Your uncle and Dick Bremer will continue to bellyache about batting average
PECOTA projects the Twins for a team batting average of .251, the same mark they posted last season. My least favorite part of every Twins telecast last year was when Fox Sports North would post the pregame chyron showing each hitter’s batting average as Bremer and Blyleven super insightfully pointed out that, “Golly, none of these fellas is hitting .300! How can you win without a .300 hitter! Tony Oliva! Rod Carew! Ahhhh!!!!”
Well, Dick, it ain’t getting any prettier, I’m afraid.
For the second straight year, PECOTA predicts that zero Twins batters will reach the .300 mark in batting average.
Joe Mauer leads the pack with a projected .275 average, and PECOTA puts Jorge Polanco at a respectable-enough .265, but there’s not much that’s easy on the eyes here. Now, using BP’s projected batting order, let’s imagine this as the FSN pregame chyron on September 17, 2017.
- Brian Dozier - .244
- Jorge Polanco - .265
- Joe Mauer - .275
- Miguel Sano - .240
- Max Kepler - .256
- Kennys Vargas - .247
- Jason Castro - .239
- Eddie Rosario - .257
- Byron Buxton - .244
I can hear the overwrought distress already.

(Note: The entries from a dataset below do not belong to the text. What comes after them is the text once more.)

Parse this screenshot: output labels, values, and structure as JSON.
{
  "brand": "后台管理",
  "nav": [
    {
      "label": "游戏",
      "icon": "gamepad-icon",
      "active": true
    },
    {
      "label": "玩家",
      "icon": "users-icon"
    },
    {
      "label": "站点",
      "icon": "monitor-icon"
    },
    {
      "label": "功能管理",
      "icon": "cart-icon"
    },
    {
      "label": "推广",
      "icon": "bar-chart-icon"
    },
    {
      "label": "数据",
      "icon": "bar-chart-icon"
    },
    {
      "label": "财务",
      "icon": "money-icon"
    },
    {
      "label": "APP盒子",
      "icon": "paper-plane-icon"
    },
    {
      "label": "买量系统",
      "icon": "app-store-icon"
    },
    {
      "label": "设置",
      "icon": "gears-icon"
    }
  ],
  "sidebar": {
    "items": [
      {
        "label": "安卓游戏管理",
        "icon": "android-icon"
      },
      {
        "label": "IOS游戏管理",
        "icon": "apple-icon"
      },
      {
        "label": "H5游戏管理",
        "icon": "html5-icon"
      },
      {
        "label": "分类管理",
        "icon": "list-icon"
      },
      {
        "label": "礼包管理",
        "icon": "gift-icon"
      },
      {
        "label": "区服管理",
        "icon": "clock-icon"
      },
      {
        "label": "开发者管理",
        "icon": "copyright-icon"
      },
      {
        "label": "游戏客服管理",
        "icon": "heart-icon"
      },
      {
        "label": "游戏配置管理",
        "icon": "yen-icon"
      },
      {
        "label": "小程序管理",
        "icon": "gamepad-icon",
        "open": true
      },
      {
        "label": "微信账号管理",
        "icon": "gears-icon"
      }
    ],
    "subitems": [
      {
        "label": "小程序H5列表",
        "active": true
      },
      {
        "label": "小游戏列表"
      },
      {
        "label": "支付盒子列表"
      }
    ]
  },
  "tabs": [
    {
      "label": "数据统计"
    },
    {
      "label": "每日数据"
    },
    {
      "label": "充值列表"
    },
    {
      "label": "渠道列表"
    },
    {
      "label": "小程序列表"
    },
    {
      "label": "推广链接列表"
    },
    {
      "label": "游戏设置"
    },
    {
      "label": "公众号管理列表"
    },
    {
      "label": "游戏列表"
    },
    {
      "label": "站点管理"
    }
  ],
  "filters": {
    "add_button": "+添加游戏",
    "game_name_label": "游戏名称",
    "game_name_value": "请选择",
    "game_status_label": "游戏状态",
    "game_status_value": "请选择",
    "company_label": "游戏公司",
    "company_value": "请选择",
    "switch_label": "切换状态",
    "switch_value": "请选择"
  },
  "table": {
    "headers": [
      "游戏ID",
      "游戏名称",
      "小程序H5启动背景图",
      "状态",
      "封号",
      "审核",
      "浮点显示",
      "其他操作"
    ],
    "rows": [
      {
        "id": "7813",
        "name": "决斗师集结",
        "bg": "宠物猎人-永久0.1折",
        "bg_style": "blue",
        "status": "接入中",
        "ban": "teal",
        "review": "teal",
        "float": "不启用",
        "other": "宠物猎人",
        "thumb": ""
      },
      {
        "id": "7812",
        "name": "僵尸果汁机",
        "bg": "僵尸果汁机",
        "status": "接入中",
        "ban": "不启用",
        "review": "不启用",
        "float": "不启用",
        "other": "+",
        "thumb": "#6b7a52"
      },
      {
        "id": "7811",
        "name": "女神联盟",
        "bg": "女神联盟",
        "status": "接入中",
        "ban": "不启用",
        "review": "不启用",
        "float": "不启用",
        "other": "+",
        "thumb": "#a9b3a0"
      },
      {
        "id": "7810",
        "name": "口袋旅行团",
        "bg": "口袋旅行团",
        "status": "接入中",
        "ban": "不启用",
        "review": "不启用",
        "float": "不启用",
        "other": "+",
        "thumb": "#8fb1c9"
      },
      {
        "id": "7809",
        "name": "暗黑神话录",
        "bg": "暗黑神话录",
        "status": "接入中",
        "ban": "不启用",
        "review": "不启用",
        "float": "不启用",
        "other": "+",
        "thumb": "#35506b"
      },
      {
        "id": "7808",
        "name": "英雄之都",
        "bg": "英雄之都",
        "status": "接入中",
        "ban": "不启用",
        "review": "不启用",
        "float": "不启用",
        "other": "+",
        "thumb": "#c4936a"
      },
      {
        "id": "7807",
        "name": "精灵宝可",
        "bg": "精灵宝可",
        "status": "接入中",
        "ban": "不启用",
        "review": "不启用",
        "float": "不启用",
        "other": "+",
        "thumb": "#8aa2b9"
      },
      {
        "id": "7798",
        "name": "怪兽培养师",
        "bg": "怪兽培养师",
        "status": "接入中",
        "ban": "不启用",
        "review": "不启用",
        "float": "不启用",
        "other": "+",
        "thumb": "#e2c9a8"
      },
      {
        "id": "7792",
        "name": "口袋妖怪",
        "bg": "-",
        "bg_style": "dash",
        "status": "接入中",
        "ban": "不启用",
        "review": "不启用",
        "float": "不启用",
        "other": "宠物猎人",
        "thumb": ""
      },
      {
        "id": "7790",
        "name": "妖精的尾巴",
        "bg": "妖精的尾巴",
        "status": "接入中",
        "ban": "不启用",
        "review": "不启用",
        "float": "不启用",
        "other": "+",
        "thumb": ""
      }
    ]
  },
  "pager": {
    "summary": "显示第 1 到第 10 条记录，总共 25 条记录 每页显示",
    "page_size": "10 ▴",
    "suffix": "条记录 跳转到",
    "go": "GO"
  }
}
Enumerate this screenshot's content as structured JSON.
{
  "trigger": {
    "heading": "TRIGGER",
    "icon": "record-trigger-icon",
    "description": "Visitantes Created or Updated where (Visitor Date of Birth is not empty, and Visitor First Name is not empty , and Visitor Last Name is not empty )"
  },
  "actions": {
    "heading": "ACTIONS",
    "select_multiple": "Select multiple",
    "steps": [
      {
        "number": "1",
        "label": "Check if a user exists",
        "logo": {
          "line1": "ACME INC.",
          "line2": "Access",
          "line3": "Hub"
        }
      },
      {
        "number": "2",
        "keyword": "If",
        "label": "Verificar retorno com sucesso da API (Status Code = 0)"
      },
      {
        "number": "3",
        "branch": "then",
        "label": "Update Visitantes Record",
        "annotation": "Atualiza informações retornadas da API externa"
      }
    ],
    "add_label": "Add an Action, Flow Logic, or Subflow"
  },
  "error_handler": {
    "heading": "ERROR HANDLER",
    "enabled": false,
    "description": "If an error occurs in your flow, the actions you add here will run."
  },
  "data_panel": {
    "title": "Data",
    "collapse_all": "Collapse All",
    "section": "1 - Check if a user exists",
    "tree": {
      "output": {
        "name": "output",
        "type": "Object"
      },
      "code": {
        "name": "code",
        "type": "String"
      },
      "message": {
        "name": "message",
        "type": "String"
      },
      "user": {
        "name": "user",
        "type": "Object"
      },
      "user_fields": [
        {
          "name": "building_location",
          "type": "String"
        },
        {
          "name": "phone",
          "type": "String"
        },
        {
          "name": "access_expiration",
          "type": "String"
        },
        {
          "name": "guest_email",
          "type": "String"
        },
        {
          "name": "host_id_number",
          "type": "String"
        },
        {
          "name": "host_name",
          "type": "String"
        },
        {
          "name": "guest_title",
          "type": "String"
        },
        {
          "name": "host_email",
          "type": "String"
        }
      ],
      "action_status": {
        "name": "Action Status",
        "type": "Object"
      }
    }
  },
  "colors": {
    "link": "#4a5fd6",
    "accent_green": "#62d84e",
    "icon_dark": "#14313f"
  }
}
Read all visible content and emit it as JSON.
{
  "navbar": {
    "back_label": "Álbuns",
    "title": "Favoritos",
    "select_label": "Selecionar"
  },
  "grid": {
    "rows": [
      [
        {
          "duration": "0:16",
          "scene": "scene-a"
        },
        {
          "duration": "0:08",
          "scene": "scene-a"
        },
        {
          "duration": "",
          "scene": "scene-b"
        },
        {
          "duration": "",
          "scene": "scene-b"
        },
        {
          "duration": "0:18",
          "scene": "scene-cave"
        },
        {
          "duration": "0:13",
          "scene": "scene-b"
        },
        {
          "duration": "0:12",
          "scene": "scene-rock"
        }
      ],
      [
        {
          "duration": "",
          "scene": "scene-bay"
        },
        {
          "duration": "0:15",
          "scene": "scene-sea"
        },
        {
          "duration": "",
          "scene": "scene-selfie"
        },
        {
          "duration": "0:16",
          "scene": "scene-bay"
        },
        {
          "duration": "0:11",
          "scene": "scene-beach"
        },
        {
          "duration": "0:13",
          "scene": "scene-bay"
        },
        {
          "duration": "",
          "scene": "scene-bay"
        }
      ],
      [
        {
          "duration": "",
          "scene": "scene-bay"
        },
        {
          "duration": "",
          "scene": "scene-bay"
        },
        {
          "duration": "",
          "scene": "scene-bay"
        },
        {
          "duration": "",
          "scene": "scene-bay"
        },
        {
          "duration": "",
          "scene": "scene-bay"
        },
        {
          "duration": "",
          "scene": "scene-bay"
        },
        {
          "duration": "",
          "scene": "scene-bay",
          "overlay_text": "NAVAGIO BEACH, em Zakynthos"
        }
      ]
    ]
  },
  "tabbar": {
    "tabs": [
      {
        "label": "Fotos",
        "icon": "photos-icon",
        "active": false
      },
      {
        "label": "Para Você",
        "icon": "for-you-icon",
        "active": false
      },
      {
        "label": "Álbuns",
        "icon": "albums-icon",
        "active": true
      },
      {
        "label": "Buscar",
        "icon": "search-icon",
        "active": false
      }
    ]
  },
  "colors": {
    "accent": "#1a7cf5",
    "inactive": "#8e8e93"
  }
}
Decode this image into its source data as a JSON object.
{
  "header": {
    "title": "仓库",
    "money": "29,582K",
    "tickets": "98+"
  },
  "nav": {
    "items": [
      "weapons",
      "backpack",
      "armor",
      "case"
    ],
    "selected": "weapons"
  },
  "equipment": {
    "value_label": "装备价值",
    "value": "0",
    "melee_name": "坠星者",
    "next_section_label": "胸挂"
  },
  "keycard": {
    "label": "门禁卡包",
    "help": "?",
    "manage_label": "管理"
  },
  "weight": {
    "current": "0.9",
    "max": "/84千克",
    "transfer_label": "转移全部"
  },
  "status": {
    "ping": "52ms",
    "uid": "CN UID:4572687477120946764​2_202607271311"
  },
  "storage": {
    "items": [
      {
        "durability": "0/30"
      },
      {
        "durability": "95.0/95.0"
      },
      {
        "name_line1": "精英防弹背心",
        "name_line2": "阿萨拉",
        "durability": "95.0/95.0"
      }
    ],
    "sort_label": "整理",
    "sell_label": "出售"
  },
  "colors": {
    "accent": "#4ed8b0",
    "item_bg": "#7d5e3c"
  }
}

For what it’s worth, 37 teams have made the playoffs with a team batting average at or below .251 since integration, including, most recently, the 2016 Los Angeles Dodgers, who were an excellent baseball team. Offense is down and batting average ain’t what it used to be, sorry to say. We all know that our trusted broadcasters and Hamm’s-swilling uncles will never adjust; the least we can do is prepare ourselves.
For those with Baseball Prospectus access, here’s a link to the 2017 PECOTA forecasts.
Does anything else stand out to you, Twinkie Town community? Eddie Rosario logging a .286 on-base-percentage feels like the most spot-on projection to this Twins fan, but there’s plenty to like and/or raise a skeptical eyebrow at here. What do you think?